英国政府が、大学などでの学び方を変えようとしている。
これまでは、大学に入って数年間学び、学位を取る形が中心だった。これからは、必要な時に短い講座や科目を学び、それを少しずつ積み上げられる仕組みを広げようとしている。
イングランドでは、新しい学生向けの学費支援制度「Lifelong Learning Entitlement(LLE)」の申請を2026年9月に始める予定だ。対象となるのは、2027年1月以降に始まる一定のコースや科目である。
9月7日時点の政府案内では「9月に開始」となっており、まだ始まったことは確認できない。具体的な開始日も発表されていない。
大きく変わるのは、大学の学位を取るコースだけでなく、認められた短い科目にも学費のローンを使えることだ。
対象には、大学や専門教育の一定の資格、一部の大学院レベルのコース、政府が認めた技術教育の科目、政府が人材を必要としている分野の科目などが含まれる。
短い科目は、原則として30単位以上となる。修了すると、何を学び、どのような成績だったかを示す記録も受け取れる。
ただし、最初からすべての科目が対象になるわけではない。政府は対象を少しずつ広げていく方針だ。
新しく利用する人が借りられる授業料ローンの上限は3万9,160ポンドだ。2026〜27年度の年間上限9,790ポンドの4年分にあたる。
このお金は、一つの大学で全部使う必要はない。複数のコースや短い科目に分けて使うこともできる。1年間にローンを使って学べるのは、合計180単位までだ。

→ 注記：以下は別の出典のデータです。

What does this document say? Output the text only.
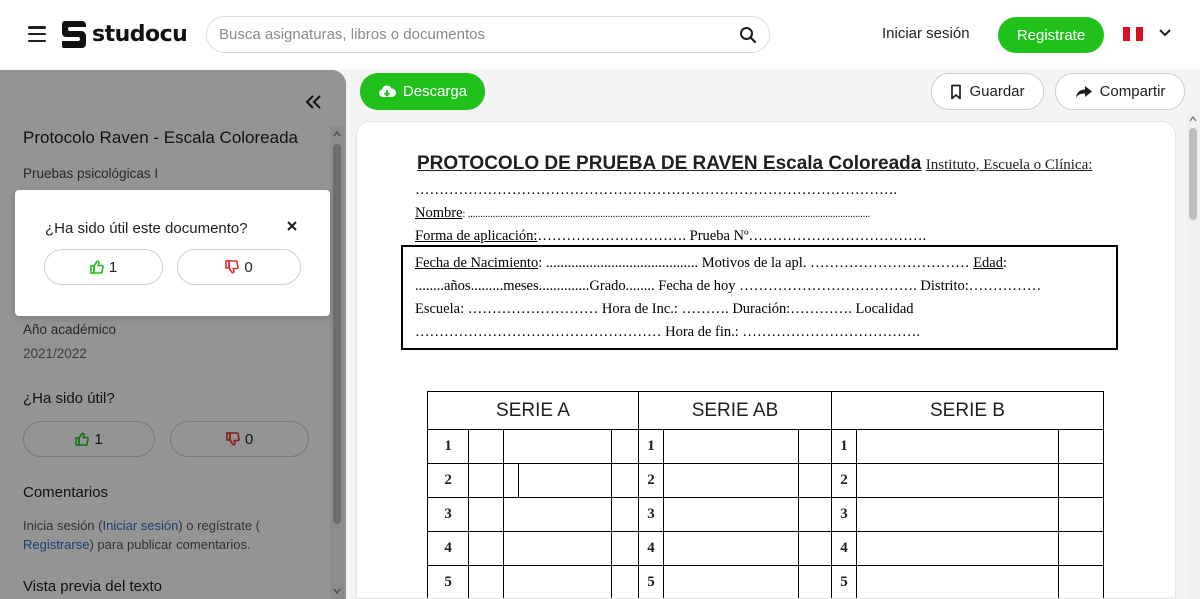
studocu
Busca asignaturas, libros o documentos	Iniciar sesión	Registrate
Protocolo Raven - Escala Coloreada
Pruebas psicológicas I
Año académico
2021/2022
¿Ha sido útil?
1	0
Comentarios
Inicia sesión (Iniciar sesión) o regístrate (
Registrarse) para publicar comentarios.
Vista previa del texto
¿Ha sido útil este documento?
1	0
Descarga	Guardar	Compartir
PROTOCOLO DE PRUEBA DE RAVEN Escala Coloreada Instituto, Escuela o Clínica:
……………………………………………………………………………………….
Nombre: .................................................................................................................................................................
Forma de aplicación:…………………………. Prueba Nº……………………………….
Fecha de Nacimiento: .......................................... Motivos de la apl. …………………………… Edad:
........años.........meses..............Grado........ Fecha de hoy ………………………………. Distrito:……………
Escuela: ……………………… Hora de Inc.: ………. Duración:…………. Localidad
…………………………………………… Hora de fin.: ……………………………….
SERIE A					SERIE AB			SERIE B		
1					1			1		
2					2			2		
3					3			3		
4					4			4		
5					5			5		
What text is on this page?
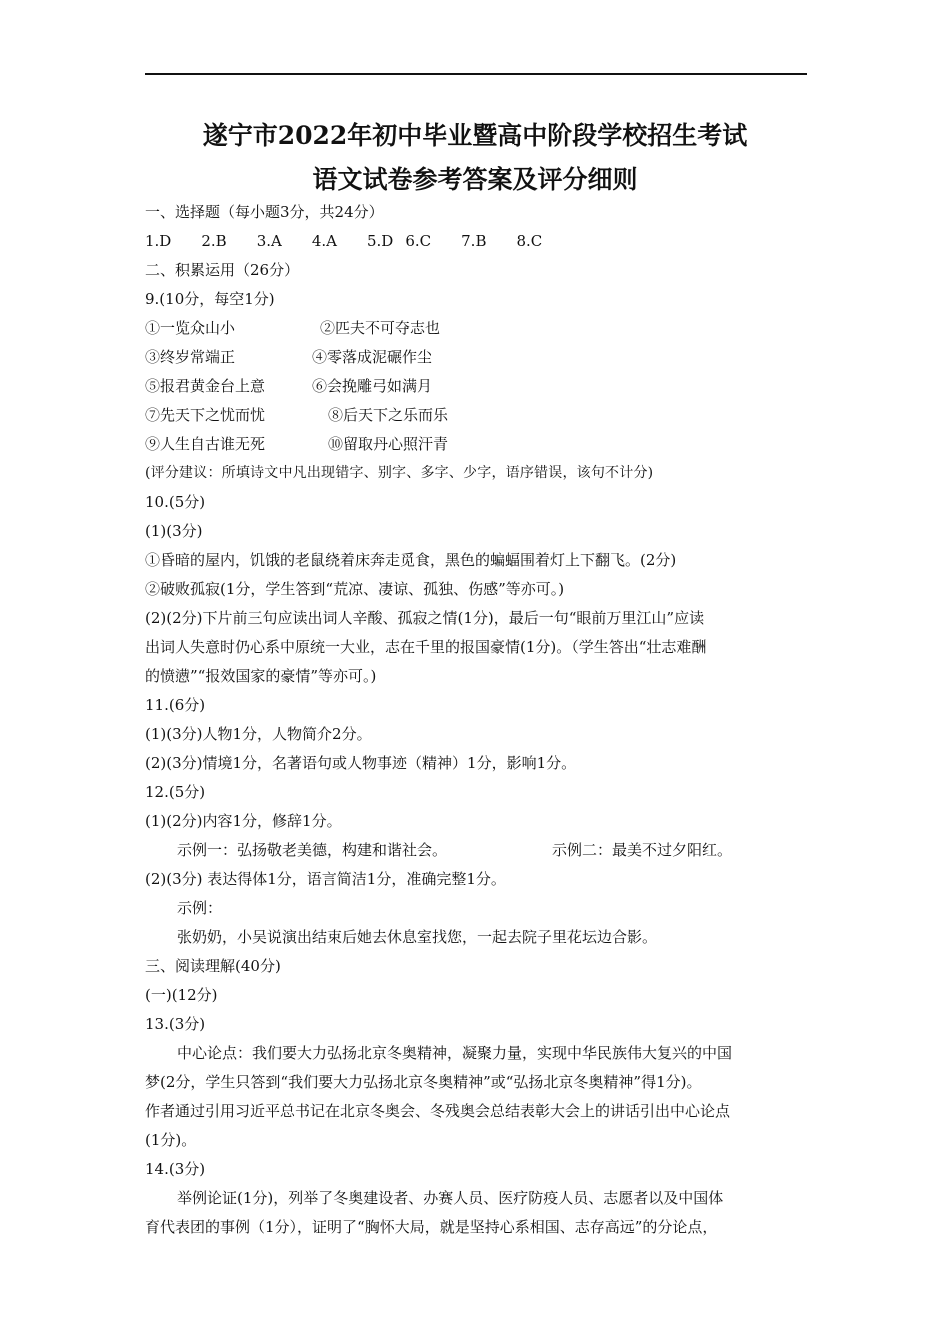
遂宁市2022年初中毕业暨高中阶段学校招生考试
语文试卷参考答案及评分细则
一、选择题（每小题3分，共24分）
1.D 2.B 3.A 4.A 5.D 6.C 7.B 8.C
二、积累运用（26分）
9.(10分，每空1分)
①一览众山小	②匹夫不可夺志也
③终岁常端正	④零落成泥碾作尘
⑤报君黄金台上意	⑥会挽雕弓如满月
⑦先天下之忧而忧	⑧后天下之乐而乐
⑨人生自古谁无死	⑩留取丹心照汗青
(评分建议：所填诗文中凡出现错字、别字、多字、少字，语序错误，该句不计分)
10.(5分)
(1)(3分)
①昏暗的屋内，饥饿的老鼠绕着床奔走觅食，黑色的蝙蝠围着灯上下翻飞。(2分)
②破败孤寂(1分，学生答到“荒凉、凄谅、孤独、伤感”等亦可。)
(2)(2分)下片前三句应读出词人辛酸、孤寂之情(1分)，最后一句“眼前万里江山”应读
出词人失意时仍心系中原统一大业，志在千里的报国豪情(1分)。（学生答出“壮志难酬
的愤懑”“报效国家的豪情”等亦可。)
11.(6分)
(1)(3分)人物1分，人物简介2分。
(2)(3分)情境1分，名著语句或人物事迹（精神）1分，影响1分。
12.(5分)
(1)(2分)内容1分，修辞1分。
示例一：弘扬敬老美德，构建和谐社会。	示例二：最美不过夕阳红。
(2)(3分) 表达得体1分，语言简洁1分，准确完整1分。
示例：
张奶奶，小吴说演出结束后她去休息室找您，一起去院子里花坛边合影。
三、阅读理解(40分)
(一)(12分)
13.(3分)
中心论点：我们要大力弘扬北京冬奥精神，凝聚力量，实现中华民族伟大复兴的中国
梦(2分，学生只答到“我们要大力弘扬北京冬奥精神”或“弘扬北京冬奥精神”得1分)。
作者通过引用习近平总书记在北京冬奥会、冬残奥会总结表彰大会上的讲话引出中心论点
(1分)。
14.(3分)
举例论证(1分)，列举了冬奥建设者、办赛人员、医疗防疫人员、志愿者以及中国体
育代表团的事例（1分），证明了“胸怀大局，就是坚持心系相国、志存高远”的分论点，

対象となるコースを通学して受講する場合には、生活費のローンも利用できる。条件によっては、障害、子育て、移動にかかる費用への支援もある。
ただし、これはもらえるお金ではない。借りるお金だ。
返済は原則として学び終わった後に始まる。税金を引く前の年収が2万5,000ポンドを超えると、その超えた分の9%を返していく。
授業料ローンを利用するには、受講開始時に60歳未満であることが原則だ。
また、以前に国の学生向けローンを使ったことがある人は、その分だけ新たに借りられる金額が減る。
たとえば、すでに3年間の大学で支援を受けた人の場合、政府の例では残りの利用枠は9,790ポンドとなる。
一方で、医療、教員養成、社会福祉など、政府が特に人材を必要としている分野では、通常の利用枠を使い切った後でも追加で借りられる場合がある。
英国教育省は2026年5月、この短い科目を提供できる最初の大学やカレッジ130校を発表した。
学べる分野には、コンピューター、工学、建築、保健、社会福祉などがある。
ただし、この制度を使った人が実際にどれだけ学び終えられるのか、その後の就職や収入の改善につながるのかは、まだ分からない。制度そのものが始まっていないからだ。
学費を借りられることと、その学びが本人の次の仕事や生活に合っていることは別の問題だ。
長く続けてきた仕事を終えた人や、家族の介護などの役割を終えた人にとって、いきなり数年間の大学へ進むのではなく、まず短い学びから試せることには意味がある。
ただし、大切なのは「何を学ぶか」だけではない。
これからどのような仕事や役割を担いたいのか。そのために本当にこの学びが必要なのか。借りたお金を返してまで学ぶ価値があるのか。学び終えた後の仕事や社会との関わりにどうつながるのか。
そこまで考えて選ぶ必要がある。
なお、LLEはイングランドの制度であり、日本に住んでいる人がそのまま利用できる制度ではない。